The most shocking crimes during the spree were the murder of a black woman named Laura Canafax by her lover, Charles Williams, and the subsequent lynching of Williams by a mob of black men. After Canafax's body was found strangled to death on April 24, a coroner's jury quickly declared that she had come to her death at the hands of Williams, and the suspect was lodged in the local jail. During the wee hours of the morning of April 25, the mob of about fifteen men formed at the jail, broke the lock to Williams's cell, and invited him to come out. When he refused, they fired four bullets into his body, killing him instantly.
In addition to the murder and lynching, there were also two knife fights and a couple of lesser crimes committed in Galena during the same two-day period.

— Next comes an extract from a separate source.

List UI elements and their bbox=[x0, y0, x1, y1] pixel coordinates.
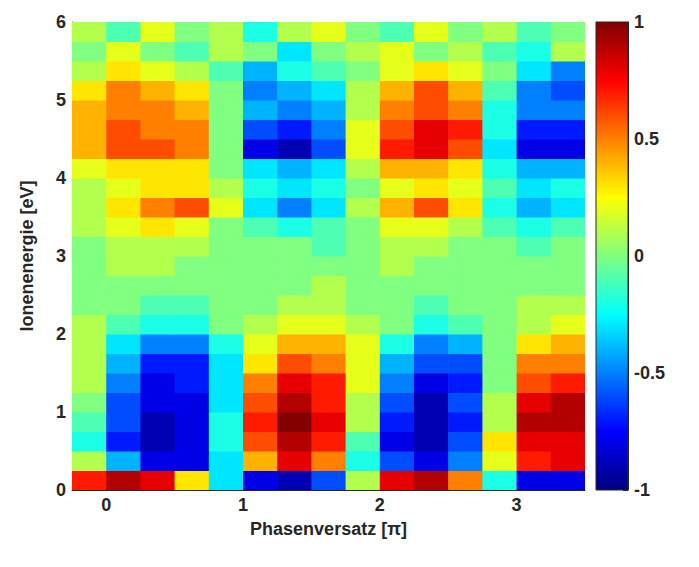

Tuesday, September 7, 2010

Webb City

I'm scheduled to give a presentation to the Webb City Genealogical Society tonight at the Webb City Public Library. It's the second time in recent months I've appeared at one of the group's meetings. The first time I talked about my Ozarks Gunfights book, and this time I'll talk mainly about my Newtonia book.
Speaking of Webb City, it was a pretty tough place during its early mining history. I've been doing research lately on early-day Joplin, and I keep running into newspaper accounts and court records pertaining to shootings, murders, etc. that occurred in Webb City.
For instance, during the period from December of 1906 to December of 1914, there were at least four murders in Webb City, and those are just the ones I've happened to come across. There may well have been more. As might be expected, at least one or two of the four murders I know about occurred in saloons.
Joplin has a reputation as having been a rough and rowdy place during its early mining days, but Webb City was no quiet, law-abiding place either. In fact, the whole tri-state mining district attracted a lot of rough characters, and consequently all the mining towns probably witnessed more than their share of crime during the early days.